Barracuda's Bar & Grill - 8469 Gulf Blvd. - Navarre Beach, FL 32566 (850) 939-0093

Although we didn’t visit the following Pensacola Beach restaurants, Kay recommended Peg Leg Pete's, Boy on a Dolphin, Flounder's, The Jubilee Restaurant, Crabs and Sidelines. Pensacola Beach also has a Hooter’s... at the end of the boardwalk.


Pensacola Beach abounds with shops, and shopping is always popular with my girls anywhere we are. Our favorite shop was The Palace, a big yellow building on the right side of the road just after you drive onto the island. This good-sized shop has lots of different t-shirt and fashion designs, both costly and cheap. They have inexpensive bathing suits, boogie boards, pool toys and everything you need to enjoy the beach. They have shells and plenty of other local souvenirs. They also provide personally-administered temporary tattoos. I saw the illuminated light bulb above my oldest daughter’s head as she watched another teenager receiver her tattoo... but, oddly, she didn’t ask me for one. Wait till next year...

Pensacola Beach has many other shops, but their highest concentration of shops, snack bars and restaurants (without having to drive) is at the Quietwater Beach and Boardwalk. We explored the boardwalk in the middle of a very hot afternoon. It was not especially crowded. Some of the stores were pretty lame... others were cool and unique. By the way, Quietwater Beach is a small shallow beach at the boardwalk. It’s nestled on the island’s north side, so it is not subject to the rougher waves found on the other side of the island and is more suitable for the wee ones. Quietwater also regularly features live music at their small amphitheater. Local trolley service is available.

We spent part of a day exploring the city of Pensacola. We enjoyed our time at the Cordova Mall just off of I-110. It had many unique shops and a great food court.

Area Attractions:

Pensacola Beach has several fun family attractions like miniature golf, go-carts arcade games and such. We played putt-putt at Tiki Island Golf, featuring lots of palm trees and waterfalls. If you can spend a few extra bucks, charter boats are on hand and parasailing services are available.
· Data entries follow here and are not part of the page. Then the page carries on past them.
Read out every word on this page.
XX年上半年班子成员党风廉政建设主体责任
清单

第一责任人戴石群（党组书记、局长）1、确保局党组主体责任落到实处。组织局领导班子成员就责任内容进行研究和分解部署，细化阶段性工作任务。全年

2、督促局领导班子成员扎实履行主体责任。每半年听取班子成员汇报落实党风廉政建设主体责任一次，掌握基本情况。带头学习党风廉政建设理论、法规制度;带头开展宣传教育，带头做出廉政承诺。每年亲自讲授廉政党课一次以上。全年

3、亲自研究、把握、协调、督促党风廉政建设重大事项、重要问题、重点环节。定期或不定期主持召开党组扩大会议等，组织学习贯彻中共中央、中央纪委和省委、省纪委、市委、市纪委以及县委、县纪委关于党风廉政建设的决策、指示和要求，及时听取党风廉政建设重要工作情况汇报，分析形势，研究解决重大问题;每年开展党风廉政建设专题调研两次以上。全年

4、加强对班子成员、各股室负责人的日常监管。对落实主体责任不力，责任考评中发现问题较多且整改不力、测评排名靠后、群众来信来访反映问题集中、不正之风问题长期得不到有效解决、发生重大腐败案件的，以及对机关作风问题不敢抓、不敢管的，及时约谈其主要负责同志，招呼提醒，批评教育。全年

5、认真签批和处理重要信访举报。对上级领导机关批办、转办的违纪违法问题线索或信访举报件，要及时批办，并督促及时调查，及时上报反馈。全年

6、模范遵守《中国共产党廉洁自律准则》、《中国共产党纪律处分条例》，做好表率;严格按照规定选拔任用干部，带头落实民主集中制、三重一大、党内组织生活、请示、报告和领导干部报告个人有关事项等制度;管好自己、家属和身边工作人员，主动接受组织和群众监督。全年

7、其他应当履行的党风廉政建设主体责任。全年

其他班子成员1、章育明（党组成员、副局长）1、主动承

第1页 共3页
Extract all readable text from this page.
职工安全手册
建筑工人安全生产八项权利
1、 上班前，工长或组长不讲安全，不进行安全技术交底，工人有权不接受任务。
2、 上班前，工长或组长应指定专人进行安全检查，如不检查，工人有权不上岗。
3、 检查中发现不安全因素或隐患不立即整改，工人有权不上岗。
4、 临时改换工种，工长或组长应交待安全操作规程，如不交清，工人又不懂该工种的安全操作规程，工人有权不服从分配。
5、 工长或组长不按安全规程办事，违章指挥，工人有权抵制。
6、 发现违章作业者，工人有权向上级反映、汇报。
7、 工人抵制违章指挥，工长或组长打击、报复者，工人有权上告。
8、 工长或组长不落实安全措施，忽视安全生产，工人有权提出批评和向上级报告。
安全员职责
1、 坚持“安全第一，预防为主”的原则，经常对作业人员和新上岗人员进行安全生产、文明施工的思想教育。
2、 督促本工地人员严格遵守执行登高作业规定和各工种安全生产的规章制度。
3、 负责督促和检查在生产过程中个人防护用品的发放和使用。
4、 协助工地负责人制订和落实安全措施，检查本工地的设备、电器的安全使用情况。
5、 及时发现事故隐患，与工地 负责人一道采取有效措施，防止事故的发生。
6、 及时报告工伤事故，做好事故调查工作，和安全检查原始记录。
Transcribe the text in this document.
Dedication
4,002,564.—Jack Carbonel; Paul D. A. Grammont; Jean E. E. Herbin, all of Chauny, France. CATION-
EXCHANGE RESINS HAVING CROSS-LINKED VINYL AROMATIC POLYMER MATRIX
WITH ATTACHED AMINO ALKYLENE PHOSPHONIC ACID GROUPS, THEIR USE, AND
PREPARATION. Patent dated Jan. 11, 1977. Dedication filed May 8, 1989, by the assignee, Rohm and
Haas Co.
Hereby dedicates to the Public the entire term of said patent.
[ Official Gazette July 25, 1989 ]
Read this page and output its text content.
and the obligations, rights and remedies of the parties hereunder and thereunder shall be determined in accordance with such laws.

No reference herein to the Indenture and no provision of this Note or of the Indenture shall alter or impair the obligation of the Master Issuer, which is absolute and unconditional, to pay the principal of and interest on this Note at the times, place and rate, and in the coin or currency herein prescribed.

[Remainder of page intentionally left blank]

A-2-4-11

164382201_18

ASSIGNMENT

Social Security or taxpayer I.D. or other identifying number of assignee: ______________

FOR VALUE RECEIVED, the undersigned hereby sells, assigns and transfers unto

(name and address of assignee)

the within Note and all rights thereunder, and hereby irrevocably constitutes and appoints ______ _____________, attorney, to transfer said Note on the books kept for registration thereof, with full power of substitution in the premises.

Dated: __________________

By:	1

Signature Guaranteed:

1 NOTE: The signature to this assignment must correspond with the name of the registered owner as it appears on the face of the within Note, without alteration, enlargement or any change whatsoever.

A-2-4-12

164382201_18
There’s a public fishing pier as well as areas ideal for snorkeling.

Aside from the beach, the area’s best natural attraction is the drive across Santa Rosa Island along Route 399 between Pensacola Beach and Navarre Beach. Along the scenic drive, you’ll see sparsely vegetated sand dunes on the north side of the two-lane road, and the gulf and beach on the south. It almost certainly looks quite different from wherever you came, and is worth the short drive.

Blue Angels:

Pensacola is home to the Pensacola Naval Air Station, where the famous Blue Angels Flight Team is based. In 2003, the Blue Angels practiced every Tuesday over and around the Air Station. The Museum Of Naval Aviation has a viewing area where visitors may watch the team practice. Blue Angels website:

Museum Of Naval Aviation:

See the Museum Of Naval Aviation Page for information on this fine attraction.

Other Area Attractions:

We visited none of these attractions, but they are listed here for informational purposes.

The Zoo - This small zoo about 10 miles east of Gulf Breeze on the Gulf Breeze Parkway has over 700 animals including lions, tigers, giraffes, bears, rhinos, primates, birds, reptiles etc. Adults and teens are $10.95, children (3 - 11) are $7.95 and senior citizens are (62 and up) $9.95 (

Fort Pickens - Built in 1834, visitors may tour this historical fort and its scenic surroundings. Situated upon the Gulf Islands National Seashore area, it is administered by the U.S. Park Service. The area is also home to a museum and a scenic campground. It’s ideal for nature lovers. Admission (2004) is $8.00 per vehicle for a 7-day pass.